Table 2.28 – Noms en /aK/ possédant une consonne /d/ non justifiée morphologiquement ou étymologiquement

Lorsque, au contraire, la dérivation semble orientée de verbe à nom, comme pour les paires en (58), considérer la consonne supplémentaire sur le verbe comme une consonne épenthétique pose problème. En effet dans ce cas, si le nom est plus court que le verbe c’est donc qu’il y a eu suppression d’une consonne et non insertion.

(58) contourner >contour ‘action de contourner’ désintéresser >désintérêt ‘fait de se désintéresser’

détourner >détour ‘ce qui détourne’

efforcer >effort ‘action de s’efforcer’ entreposer >entrepôt ‘lieu où l’on entrepose’ réchauffer >réchaud ‘ustensile pour réchauffer’

rehausser >rehaut ‘ce qui rehausse’

renforcer >renfort ‘ce qui renforce’ retourner1 >retour1 ‘action de retourner’

retourner2 >retour2 ‘action de retourner’

séjourner >séjour ‘action de séjourner’

tabasser >tabac ‘action de tabasser’

tourner2 >tour2 ‘action de tourner’

Toutefois, il est notable que dans ces paires les noms sont tous masculins.
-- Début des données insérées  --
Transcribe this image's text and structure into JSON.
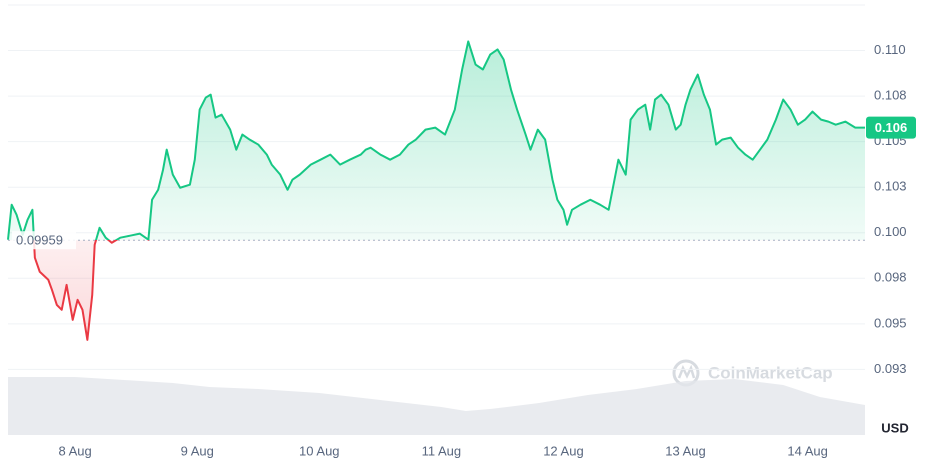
{
  "chart_data": {
    "type": "line",
    "x": [
      7.45,
      7.48,
      7.52,
      7.57,
      7.61,
      7.65,
      7.67,
      7.71,
      7.78,
      7.81,
      7.85,
      7.89,
      7.93,
      7.98,
      8.02,
      8.06,
      8.1,
      8.14,
      8.16,
      8.2,
      8.25,
      8.3,
      8.37,
      8.45,
      8.53,
      8.6,
      8.63,
      8.68,
      8.72,
      8.75,
      8.8,
      8.86,
      8.94,
      8.98,
      9.02,
      9.07,
      9.11,
      9.15,
      9.2,
      9.27,
      9.32,
      9.37,
      9.43,
      9.5,
      9.57,
      9.61,
      9.68,
      9.74,
      9.78,
      9.84,
      9.93,
      10.01,
      10.09,
      10.17,
      10.25,
      10.34,
      10.38,
      10.42,
      10.5,
      10.58,
      10.66,
      10.73,
      10.79,
      10.87,
      10.95,
      11.03,
      11.11,
      11.17,
      11.22,
      11.28,
      11.34,
      11.4,
      11.46,
      11.51,
      11.57,
      11.62,
      11.69,
      11.73,
      11.79,
      11.85,
      11.91,
      11.95,
      12.0,
      12.03,
      12.07,
      12.14,
      12.22,
      12.3,
      12.37,
      12.41,
      12.45,
      12.51,
      12.55,
      12.61,
      12.67,
      12.71,
      12.75,
      12.8,
      12.86,
      12.92,
      12.96,
      13.0,
      13.04,
      13.1,
      13.15,
      13.2,
      13.25,
      13.3,
      13.37,
      13.43,
      13.49,
      13.55,
      13.61,
      13.67,
      13.74,
      13.8,
      13.86,
      13.92,
      13.98,
      14.04,
      14.11,
      14.17,
      14.23,
      14.31,
      14.39,
      14.47
    ],
    "values": [
      0.09962,
      0.10154,
      0.10099,
      0.09989,
      0.10071,
      0.10126,
      0.09863,
      0.09786,
      0.09742,
      0.09687,
      0.09604,
      0.09577,
      0.09714,
      0.09522,
      0.09632,
      0.09577,
      0.09412,
      0.09659,
      0.09934,
      0.10027,
      0.09973,
      0.09945,
      0.09973,
      0.09984,
      0.09995,
      0.09962,
      0.10181,
      0.10236,
      0.10346,
      0.10456,
      0.10319,
      0.10247,
      0.10264,
      0.10401,
      0.10676,
      0.10742,
      0.10758,
      0.10632,
      0.10648,
      0.10566,
      0.10456,
      0.10539,
      0.10511,
      0.10484,
      0.10429,
      0.10374,
      0.10319,
      0.10236,
      0.10291,
      0.10319,
      0.10374,
      0.10401,
      0.10429,
      0.10374,
      0.10401,
      0.10429,
      0.10456,
      0.10467,
      0.10429,
      0.10401,
      0.10429,
      0.10484,
      0.10511,
      0.10566,
      0.10577,
      0.10539,
      0.10676,
      0.10896,
      0.1105,
      0.10923,
      0.10896,
      0.10978,
      0.11006,
      0.10951,
      0.10786,
      0.10676,
      0.10539,
      0.10456,
      0.10566,
      0.10511,
      0.10291,
      0.10181,
      0.10126,
      0.10044,
      0.10126,
      0.10154,
      0.10181,
      0.10154,
      0.10126,
      0.10264,
      0.10401,
      0.10319,
      0.10621,
      0.10676,
      0.10703,
      0.10566,
      0.10731,
      0.10758,
      0.10703,
      0.10566,
      0.10593,
      0.10703,
      0.10786,
      0.10868,
      0.10758,
      0.10676,
      0.10484,
      0.10511,
      0.10522,
      0.10467,
      0.10429,
      0.10401,
      0.10456,
      0.10511,
      0.10621,
      0.10731,
      0.10676,
      0.10593,
      0.10621,
      0.10665,
      0.10621,
      0.1061,
      0.10593,
      0.1061,
      0.10577,
      0.10577
    ],
    "color": "#16c784",
    "below_color": "#ea3943",
    "baseline": 0.09959,
    "current_label": "0.106",
    "xlim": [
      7.45,
      14.47
    ],
    "xticks": [
      {
        "value": 8,
        "label": "8 Aug"
      },
      {
        "value": 9,
        "label": "9 Aug"
      },
      {
        "value": 10,
        "label": "10 Aug"
      },
      {
        "value": 11,
        "label": "11 Aug"
      },
      {
        "value": 12,
        "label": "12 Aug"
      },
      {
        "value": 13,
        "label": "13 Aug"
      },
      {
        "value": 14,
        "label": "14 Aug"
      }
    ],
    "ylim": [
      0.0889,
      0.1125
    ],
    "yticks": [
      {
        "value": 0.0925,
        "label": "0.093"
      },
      {
        "value": 0.095,
        "label": "0.095"
      },
      {
        "value": 0.0975,
        "label": "0.098"
      },
      {
        "value": 0.1,
        "label": "0.100"
      },
      {
        "value": 0.1025,
        "label": "0.103"
      },
      {
        "value": 0.105,
        "label": "0.105"
      },
      {
        "value": 0.1075,
        "label": "0.108"
      },
      {
        "value": 0.11,
        "label": "0.110"
      }
    ],
    "grid": true,
    "y_unit": "USD",
    "watermark": "CoinMarketCap",
    "volume": {
      "x": [
        7.45,
        8.0,
        8.4,
        8.8,
        9.1,
        9.5,
        10.0,
        10.5,
        11.0,
        11.2,
        11.4,
        11.8,
        12.2,
        12.6,
        13.0,
        13.4,
        13.8,
        14.1,
        14.47
      ],
      "values": [
        58,
        58,
        55,
        52,
        48,
        46,
        42,
        35,
        28,
        24,
        26,
        32,
        40,
        46,
        54,
        56,
        50,
        38,
        30
      ],
      "ylim": [
        0,
        70
      ],
      "color": "#e3e6eb"
    }
  }
}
Or, si cette consonne était considérée comme latente au niveau du nom, alors ces noms seraient conformes à la prédiction faite à la section 2.2.7 selon laquelle lorsque le thème du verbe se termine par une consonne celle-ci devient latente sur les noms masculins et reste réalisée sur les noms féminins. Les noms en (58) pourraient donc être considérés comme des noms déverbaux à consonne finale latente, de la même façon que les noms en (52).

Ainsi, analyser la consonne présente sur le verbe et absente du nom dans les paires du tableau 2.26 comme une consonne épenthétique rencontre plusieurs dif- ficultés. Dans le cas d’une conversion de verbe à nom une consonne épenthétique est difficilement postulable. Dans le cas d’une conversion de nom à verbe elle est postulable, mais d’une part elle ne semble pas toujours nécessaire, d’autre part elle semble appartenir au nom dans la mesure où la même consonne est réalisée lors d’autres dérivations. C’est pourquoi, dans cette thèse, les noms considérés au premier abord comme montrant une consonne épenthétique seront traités comme des noms à consonne latente, de la même façon que les noms présentés dans la section 2.2.7. C’est-à-dire qu’ils seront analysés comme possédant un thème 2 se terminant par une consonne, et un thème 1 identique au thème 2 moins la dernière consonne.